Geschäftsführer, Vorstandschefs, CEOs – wer ein Unternehmen leitet, trägt viel Verantwortung. Der Stress und der Druck sind gewaltig, nicht zuletzt dann, wenn Aktionäre konstante Kursgewinne erwarten.

Im Folgenden stellen wir Ihnen eine Reihe von Unternehmenschefs aus der IT-und TK-Branche vor, die spektakulär gescheitert sind – manche, weil sie ihre Firma nicht in den Griff bekamen, manche, weil sie einfach Pech hatten. Einige wenige entwickelten jedoch nachgerade kriminelle Energien. Vorhang auf für die Pannen-Parade!

10. Daniel David, Gigabell

Vor seiner Karriere als Online-Unternehmer hatte sich Rudolf Zawrel als Schlagersänger versucht – mit mäßigem Erfolg. Aus dieser Zeit stammt der Künstlername Daniel David, den Zawrel auch bei der Gründung des Internet-Providers IPF.NET beibehielt.

IPF.NET bot Internetanbindungen für Firmenkunden an. Doch die Goldgräberstimmung im Zuge des Dotcom-Booms und der Liberalisierung des Telefonmarktes machte Lust auf mehr.
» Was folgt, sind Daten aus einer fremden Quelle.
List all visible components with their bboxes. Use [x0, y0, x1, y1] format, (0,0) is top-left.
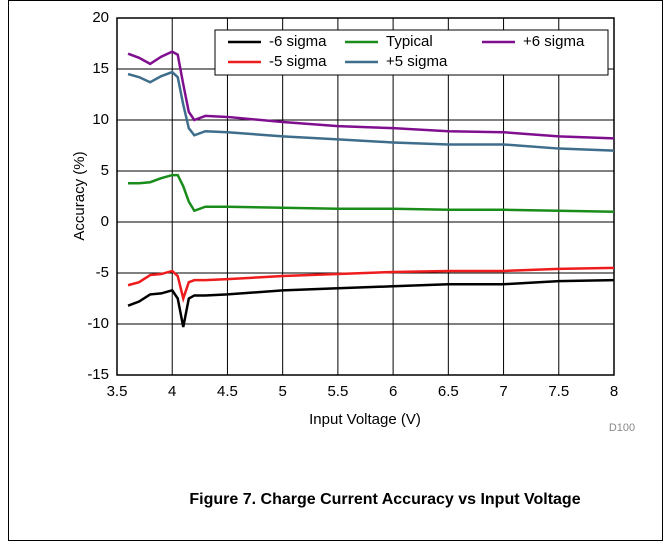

Das Firmenkundengeschäft wurde durch eine Internetagentur und einen Internet-by-Call-Provider namens OKAY.NET ergänzt. Und schließlich wollte die Company im Kreis der großen Telecoms mitspielen: Mit einem Call-by-Call-Dienst versuchte man, mit der Deutschen Telekom zu konkurrieren.
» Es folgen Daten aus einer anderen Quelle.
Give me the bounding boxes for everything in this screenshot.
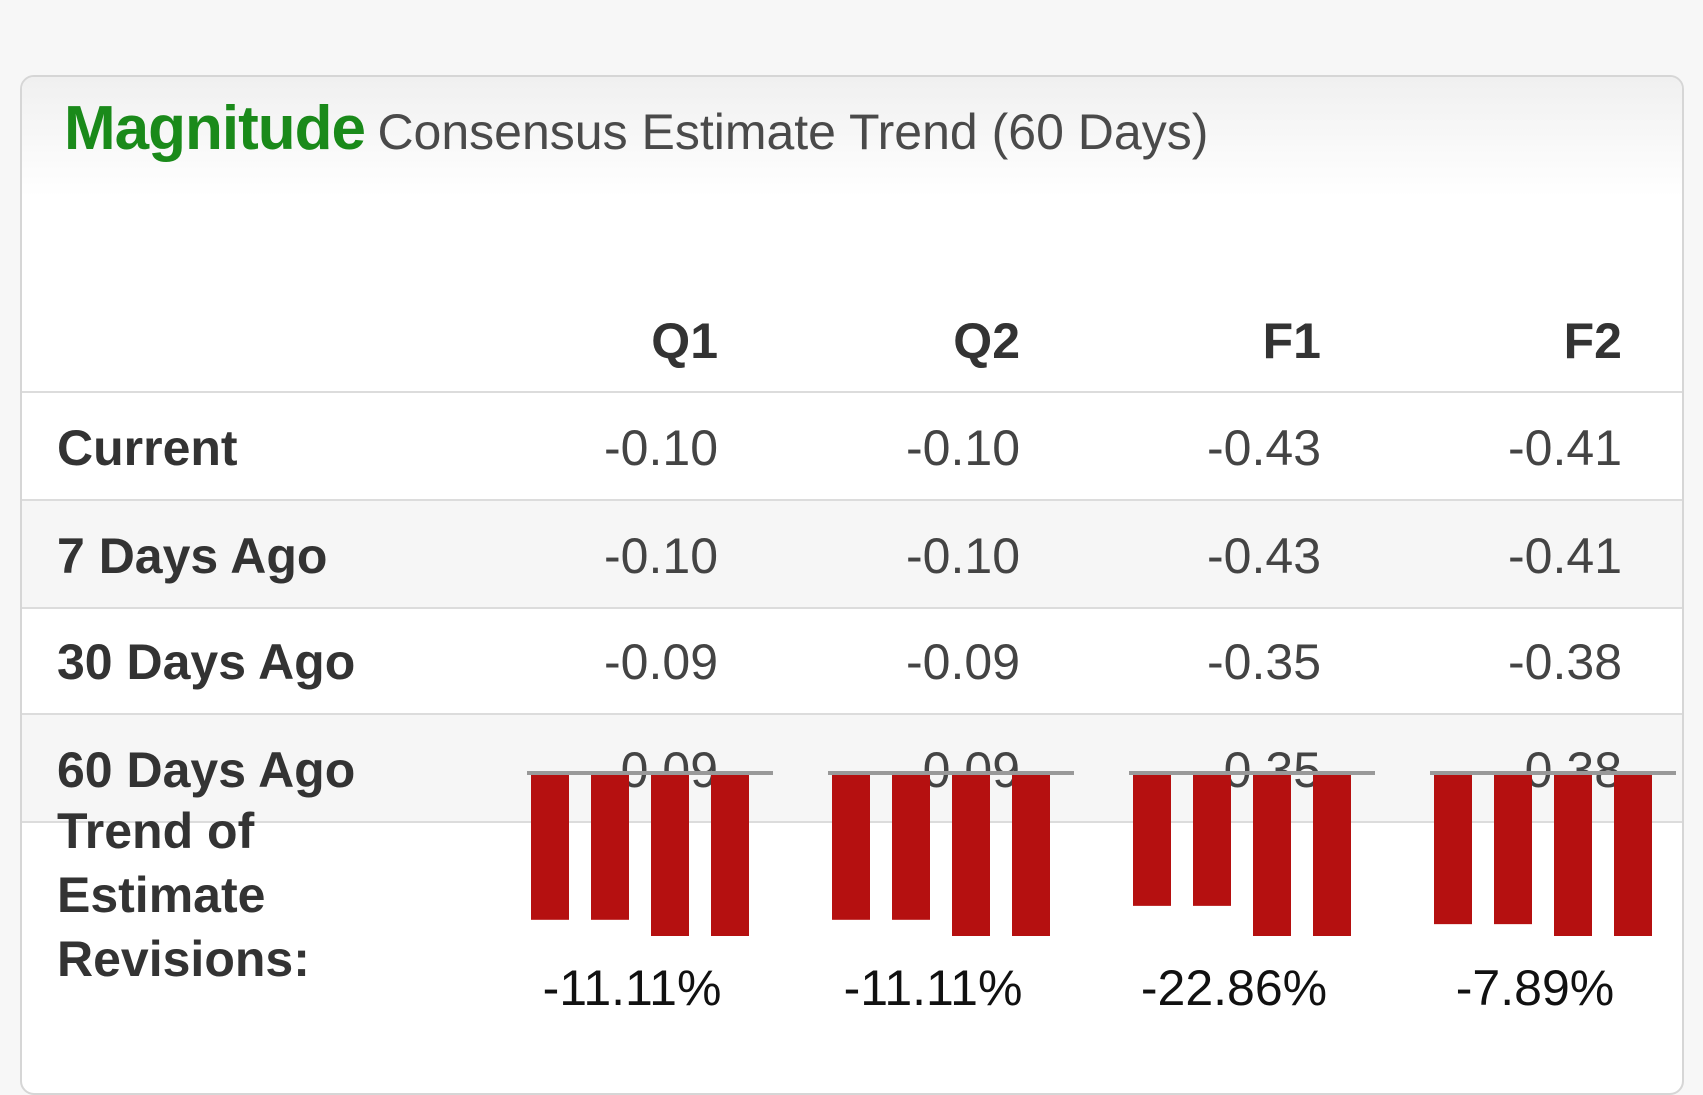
column-header-f2: F2: [1563, 313, 1622, 369]
table-cell: -0.43: [1207, 528, 1321, 584]
trend-chart-q2: [828, 771, 1074, 936]
table-header-row: Q1 Q2 F1 F2: [22, 197, 1682, 393]
row-label: 30 Days Ago: [57, 634, 356, 690]
column-header-f1: F1: [1262, 313, 1321, 369]
trend-bar: [1434, 774, 1472, 925]
table-cell: -0.10: [906, 528, 1020, 584]
table-cell: -0.43: [1207, 420, 1321, 476]
trend-percent-q1: -11.11%: [542, 960, 722, 1016]
title-subtitle: Consensus Estimate Trend (60 Days): [377, 104, 1209, 160]
trend-chart-q1: [527, 771, 773, 936]
table-row: Current -0.10 -0.10 -0.43 -0.41: [22, 393, 1682, 501]
trend-bar: [1554, 774, 1592, 936]
row-label: Current: [57, 420, 238, 476]
trend-percent-f1: -22.86%: [1140, 960, 1328, 1016]
trend-bar: [651, 774, 689, 936]
trend-bar: [1012, 774, 1050, 936]
trend-label: Trend of Estimate Revisions:: [57, 803, 310, 987]
trend-percent-f2: -7.89%: [1455, 960, 1615, 1016]
trend-chart-f2: [1430, 771, 1676, 936]
table-cell: -0.41: [1508, 420, 1622, 476]
card-header: Magnitude Consensus Estimate Trend (60 D…: [22, 77, 1682, 197]
trend-bar: [1494, 774, 1532, 925]
row-label: 60 Days Ago: [57, 742, 356, 798]
trend-chart-f1: [1129, 771, 1375, 936]
table-cell: -0.09: [906, 634, 1020, 690]
row-label: 7 Days Ago: [57, 528, 328, 584]
trend-bar: [952, 774, 990, 936]
table-cell: -0.10: [906, 420, 1020, 476]
trend-bar: [1193, 774, 1231, 906]
column-header-q1: Q1: [651, 313, 718, 369]
trend-bar: [711, 774, 749, 936]
table-cell: -0.10: [604, 420, 718, 476]
trend-bar: [531, 774, 569, 920]
trend-bar: [591, 774, 629, 920]
title-magnitude: Magnitude: [64, 94, 366, 163]
column-header-q2: Q2: [953, 313, 1020, 369]
table-cell: -0.09: [604, 634, 718, 690]
trend-bar: [1614, 774, 1652, 936]
trend-bar: [1253, 774, 1291, 936]
table-cell: -0.38: [1508, 634, 1622, 690]
card-title: Magnitude Consensus Estimate Trend (60 D…: [64, 93, 1208, 164]
table-row: 7 Days Ago -0.10 -0.10 -0.43 -0.41: [22, 501, 1682, 609]
table-cell: -0.41: [1508, 528, 1622, 584]
table-cell: -0.35: [1207, 634, 1321, 690]
trend-percent-q2: -11.11%: [843, 960, 1023, 1016]
trend-bar: [1313, 774, 1351, 936]
estimate-trend-card: Magnitude Consensus Estimate Trend (60 D…: [20, 75, 1684, 1095]
table-row: 30 Days Ago -0.09 -0.09 -0.35 -0.38: [22, 607, 1682, 715]
trend-bar: [1133, 774, 1171, 906]
trend-bar: [892, 774, 930, 920]
trend-bar: [832, 774, 870, 920]
table-cell: -0.10: [604, 528, 718, 584]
Alle Aktivitäten gingen in einem neuen Unternehmen auf, das ein Full-Service-Dienstleister für Sprachtelefonie und Internet werden sollte. Die Firma erhielt den Namen Gigabell und ging am 11. August 1999 an den Neuen Markt. Da an diesem Tag in Deutschland eine totale Sonnenfinsternis zu beobachten war, lautete das Motto des Börsengangs: "Wenn wir an die Börse gehen, geht die Sonne zwei mal auf."
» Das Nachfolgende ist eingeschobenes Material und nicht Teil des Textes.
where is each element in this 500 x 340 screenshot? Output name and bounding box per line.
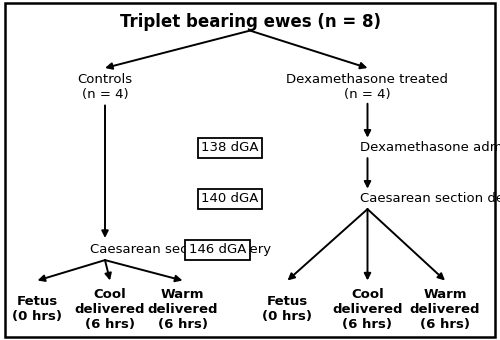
Text: 146 dGA: 146 dGA xyxy=(189,243,246,256)
Text: Fetus
(0 hrs): Fetus (0 hrs) xyxy=(262,295,312,323)
Text: Triplet bearing ewes (n = 8): Triplet bearing ewes (n = 8) xyxy=(120,13,380,31)
Text: Dexamethasone administration: Dexamethasone administration xyxy=(360,141,500,154)
Text: Caesarean section delivery: Caesarean section delivery xyxy=(90,243,271,256)
Text: Cool
delivered
(6 hrs): Cool delivered (6 hrs) xyxy=(75,288,145,331)
Text: Caesarean section delivery: Caesarean section delivery xyxy=(360,192,500,205)
Text: Warm
delivered
(6 hrs): Warm delivered (6 hrs) xyxy=(147,288,218,331)
Text: Controls
(n = 4): Controls (n = 4) xyxy=(78,73,132,101)
Text: Cool
delivered
(6 hrs): Cool delivered (6 hrs) xyxy=(332,288,403,331)
Text: Warm
delivered
(6 hrs): Warm delivered (6 hrs) xyxy=(410,288,480,331)
Text: 138 dGA: 138 dGA xyxy=(201,141,259,154)
Text: Dexamethasone treated
(n = 4): Dexamethasone treated (n = 4) xyxy=(286,73,448,101)
Text: 140 dGA: 140 dGA xyxy=(202,192,258,205)
Text: Fetus
(0 hrs): Fetus (0 hrs) xyxy=(12,295,62,323)
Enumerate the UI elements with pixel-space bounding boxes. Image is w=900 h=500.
Prominente Persönlichkeiten wie der frühere Postminister Christian Schwarz-Schilling als Aufsichtsratsvorsitzender versuchten, Gigabell Seriosität zu verleihen. Intern war jedoch geschlampt worden. Als Gigabell im September 2000 als erstes Unternehmen des Neuen Marktes Insolvenz anmelden musste, wurde die mangelhafte Buchführung offenkundig: Der Insolvenzverwalter hatte große Mühe, sich ein Bild über die finanzielle Verfassung des Unternehmens zu machen. Auch Rechnungen für Strom und Wasser waren nach Presseberichten nicht bezahlt worden.

Daniel David hatte offensichtlich den Überblick über sein Unternehmen verloren. Etwa ein Jahr nach Einleitung des Insolvenzverfahrens war von Gigabell nichts mehr übrig.